|Volume 2, Number 1 (June 2008)
PDF version | Metadata
(Doulos SIL font requried,
Notes from the Field
Minangali (Kalinga) Digital Wordlist: Presentation Form
Kenneth S. Olson
This paper presents a 207-item digital wordlist of Minangali, an Austronesian language spoken in the Philippines. The wordlist includes orthographic and broad phonetic transcriptions of each word, an English gloss, an individual WAV recording of each item, and metadata for resource discovery. An archival form of the wordlist was deposited into an institutional archive (the SIL Language and Culture Archives) and includes the original WAV digital recording, the original RTF wordlist form, descriptive markup encoding of the wordlist in XML employing Unicode transcription, and the metadata record. The presentation form was then generated directly from the archival form.
1. INTRODUCTION.1 This paper presents a 207-item digital wordlist of core vocabulary in Minangali, a variety of Lower Tanudan Kalinga spoken in the town of Mangali, Kalinga Province, Philippines. Lower Tanudan Kalinga is an Austronesian language (Northern Philippine subgroup) spoken by approximately 11,000 people (ISO 639–3 code: kml, Gordon 2005). This presentation form was generated from an archival form of the data. The procedure we followed for creating both forms is detailed in Simons, Olson, and Frank 2007 and summarized below.
In addition to a description of the primary data in the form of phonetic transcription, we provide a documentation of the data in the form of digital audio recordings (cf. Himmelmann 1998), enabling the reader to verify and critique our transcription. This is important for this particular wordlist because Minangali has some unusual phonological phenomena, including the rare interdental approximant speech sound (to our knowledge, these are the first published recordings of the sound) and word-internal …VCV… sequences in which the intervocalic consonant is the coda of a preceding syllable.
The materials included in this presentation of the data include the following:
The original wordlist materials included two items: an electronic wordlist form (in RTF format) and an 18.5-minute digital recording in WAV format.

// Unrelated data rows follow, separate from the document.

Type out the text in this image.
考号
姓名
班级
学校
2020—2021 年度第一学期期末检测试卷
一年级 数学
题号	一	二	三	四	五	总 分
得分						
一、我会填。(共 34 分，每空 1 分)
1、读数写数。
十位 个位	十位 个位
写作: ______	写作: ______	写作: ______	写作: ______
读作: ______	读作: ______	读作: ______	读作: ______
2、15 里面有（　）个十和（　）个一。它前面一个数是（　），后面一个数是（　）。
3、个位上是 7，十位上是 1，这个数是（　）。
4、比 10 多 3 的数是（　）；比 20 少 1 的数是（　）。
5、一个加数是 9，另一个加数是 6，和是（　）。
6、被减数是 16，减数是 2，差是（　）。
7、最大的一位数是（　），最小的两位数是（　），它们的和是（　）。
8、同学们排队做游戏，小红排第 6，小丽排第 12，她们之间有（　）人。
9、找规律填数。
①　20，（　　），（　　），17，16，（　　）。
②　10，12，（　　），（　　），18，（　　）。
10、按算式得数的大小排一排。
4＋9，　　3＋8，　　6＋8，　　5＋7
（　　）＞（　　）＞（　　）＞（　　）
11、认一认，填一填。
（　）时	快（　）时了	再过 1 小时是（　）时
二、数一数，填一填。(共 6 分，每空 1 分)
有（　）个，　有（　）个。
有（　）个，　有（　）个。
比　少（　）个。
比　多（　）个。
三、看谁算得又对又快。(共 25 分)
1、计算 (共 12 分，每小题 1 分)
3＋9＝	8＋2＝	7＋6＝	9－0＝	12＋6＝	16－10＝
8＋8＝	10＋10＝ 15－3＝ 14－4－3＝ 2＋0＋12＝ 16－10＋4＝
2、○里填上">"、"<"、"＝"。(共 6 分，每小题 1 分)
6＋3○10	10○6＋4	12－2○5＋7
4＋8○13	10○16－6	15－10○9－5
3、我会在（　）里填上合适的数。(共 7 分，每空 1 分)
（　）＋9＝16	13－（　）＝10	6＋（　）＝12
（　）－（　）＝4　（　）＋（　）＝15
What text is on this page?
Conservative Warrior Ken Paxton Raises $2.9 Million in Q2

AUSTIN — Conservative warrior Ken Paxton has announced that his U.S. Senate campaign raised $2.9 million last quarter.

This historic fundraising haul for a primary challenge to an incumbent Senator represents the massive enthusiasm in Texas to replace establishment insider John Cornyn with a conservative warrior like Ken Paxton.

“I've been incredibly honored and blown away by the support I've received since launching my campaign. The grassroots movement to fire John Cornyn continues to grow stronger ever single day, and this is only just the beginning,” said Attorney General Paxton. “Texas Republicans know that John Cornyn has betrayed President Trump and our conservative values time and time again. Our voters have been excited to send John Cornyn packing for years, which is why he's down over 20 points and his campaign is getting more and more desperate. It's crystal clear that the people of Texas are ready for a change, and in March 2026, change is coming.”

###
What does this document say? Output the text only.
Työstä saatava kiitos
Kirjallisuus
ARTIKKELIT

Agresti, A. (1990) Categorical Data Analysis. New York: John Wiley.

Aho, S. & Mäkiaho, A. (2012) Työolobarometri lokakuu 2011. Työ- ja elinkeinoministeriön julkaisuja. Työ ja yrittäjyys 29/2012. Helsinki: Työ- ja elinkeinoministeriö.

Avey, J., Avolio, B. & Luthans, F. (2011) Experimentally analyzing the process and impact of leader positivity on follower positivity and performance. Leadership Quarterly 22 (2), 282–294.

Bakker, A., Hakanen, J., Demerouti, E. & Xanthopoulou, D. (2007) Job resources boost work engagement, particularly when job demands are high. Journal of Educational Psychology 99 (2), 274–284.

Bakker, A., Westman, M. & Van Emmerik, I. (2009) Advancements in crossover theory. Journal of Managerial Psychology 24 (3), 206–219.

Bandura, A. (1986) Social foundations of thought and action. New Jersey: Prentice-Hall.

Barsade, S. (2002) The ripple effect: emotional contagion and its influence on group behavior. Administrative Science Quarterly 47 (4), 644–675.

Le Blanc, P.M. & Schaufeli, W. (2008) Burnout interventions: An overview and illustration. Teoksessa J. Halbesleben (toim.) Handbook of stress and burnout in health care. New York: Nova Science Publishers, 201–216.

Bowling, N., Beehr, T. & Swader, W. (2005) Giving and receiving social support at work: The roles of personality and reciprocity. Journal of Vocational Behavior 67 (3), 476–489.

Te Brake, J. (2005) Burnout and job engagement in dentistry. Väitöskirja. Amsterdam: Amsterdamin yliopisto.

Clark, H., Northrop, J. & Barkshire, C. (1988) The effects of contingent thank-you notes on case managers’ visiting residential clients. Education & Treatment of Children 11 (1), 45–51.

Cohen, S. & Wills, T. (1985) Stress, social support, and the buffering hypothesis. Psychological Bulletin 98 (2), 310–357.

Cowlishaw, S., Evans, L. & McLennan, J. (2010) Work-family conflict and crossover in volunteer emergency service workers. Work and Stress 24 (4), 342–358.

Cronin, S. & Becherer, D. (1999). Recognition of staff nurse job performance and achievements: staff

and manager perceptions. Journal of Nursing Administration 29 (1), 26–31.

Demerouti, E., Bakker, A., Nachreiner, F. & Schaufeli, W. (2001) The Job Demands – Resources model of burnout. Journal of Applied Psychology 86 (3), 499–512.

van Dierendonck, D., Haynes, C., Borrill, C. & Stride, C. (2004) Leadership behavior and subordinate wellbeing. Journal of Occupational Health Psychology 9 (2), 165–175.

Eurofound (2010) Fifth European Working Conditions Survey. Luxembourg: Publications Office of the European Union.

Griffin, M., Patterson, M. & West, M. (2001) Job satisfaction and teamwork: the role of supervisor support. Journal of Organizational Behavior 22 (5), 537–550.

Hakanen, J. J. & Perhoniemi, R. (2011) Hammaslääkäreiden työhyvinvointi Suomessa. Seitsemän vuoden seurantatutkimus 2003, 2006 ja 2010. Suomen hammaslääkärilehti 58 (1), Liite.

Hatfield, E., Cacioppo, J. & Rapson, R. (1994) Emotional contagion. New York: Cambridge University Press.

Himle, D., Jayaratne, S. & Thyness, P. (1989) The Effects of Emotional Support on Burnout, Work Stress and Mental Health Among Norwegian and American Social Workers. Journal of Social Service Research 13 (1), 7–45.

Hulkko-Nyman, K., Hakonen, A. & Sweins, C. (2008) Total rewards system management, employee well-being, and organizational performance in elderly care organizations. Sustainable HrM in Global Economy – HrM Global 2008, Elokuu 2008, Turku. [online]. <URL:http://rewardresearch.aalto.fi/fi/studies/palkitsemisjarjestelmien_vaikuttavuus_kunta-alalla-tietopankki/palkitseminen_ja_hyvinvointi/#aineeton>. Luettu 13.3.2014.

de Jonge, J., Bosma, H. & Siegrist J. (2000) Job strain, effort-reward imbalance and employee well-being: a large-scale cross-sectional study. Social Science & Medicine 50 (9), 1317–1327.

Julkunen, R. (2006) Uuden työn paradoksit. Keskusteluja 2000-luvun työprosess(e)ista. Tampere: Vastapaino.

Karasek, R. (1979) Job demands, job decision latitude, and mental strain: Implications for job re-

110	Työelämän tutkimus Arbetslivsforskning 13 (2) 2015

The wordlist form that we used presented 207 items, which is an amalgamation of the Swadesh 200 (Swadesh 1952:456–457) and Swadesh 100 (Swadesh 1955:124,133–137) wordlists, with some minor modifications (thou → you sg., ye → you pl., person → man (human being), woods → forest, berry → fruit, claw → fingernail, and right → correct). For each item, the form provided a prompt in English and spaces for the transcription of the elicited form in both orthography and broad phonetic script. The third author translated the wordlist into Minangali, with some assistance from the second author.
The wordlist was recorded on April 17, 2006 in the recording studio at the SIL Center in Bagabag, Nueva Vizcaya Province, Philippines. During the recording session, the second author produced the English prompt, and the third author produced the target word twice. The recording was made using a Samson C01U USB studio condenser microphone connected to a notebook computer, using Speech Analyzer v. 2.7 for audio capture.
The third author is a sixty-year-old native speaker of Minangali. He has lived most of his life in Mangali, but he lived in Cebu for three years during his post-secondary education. He also speaks Ilocano, English, Cebuano, and some Tagalog.
The microphone and software allowed for recording at a sampling rate of 44.1 kHz and a quantization of 16-bit (i.e., standard audio CD quality). This is sufficient for technical purposes since it covers nearly all acoustic information pertinent to language, but it does not meet the generally-accepted recommended best practice of 96 kHz and 24-bit for archival data (Ladefoged 2003:18, 26; Simons et al. 2007:31; Plichta and Kornbluh 2002; IASA-TC03 2005:8). We recommend that field researchers record primary data at archival-quality rates if possible.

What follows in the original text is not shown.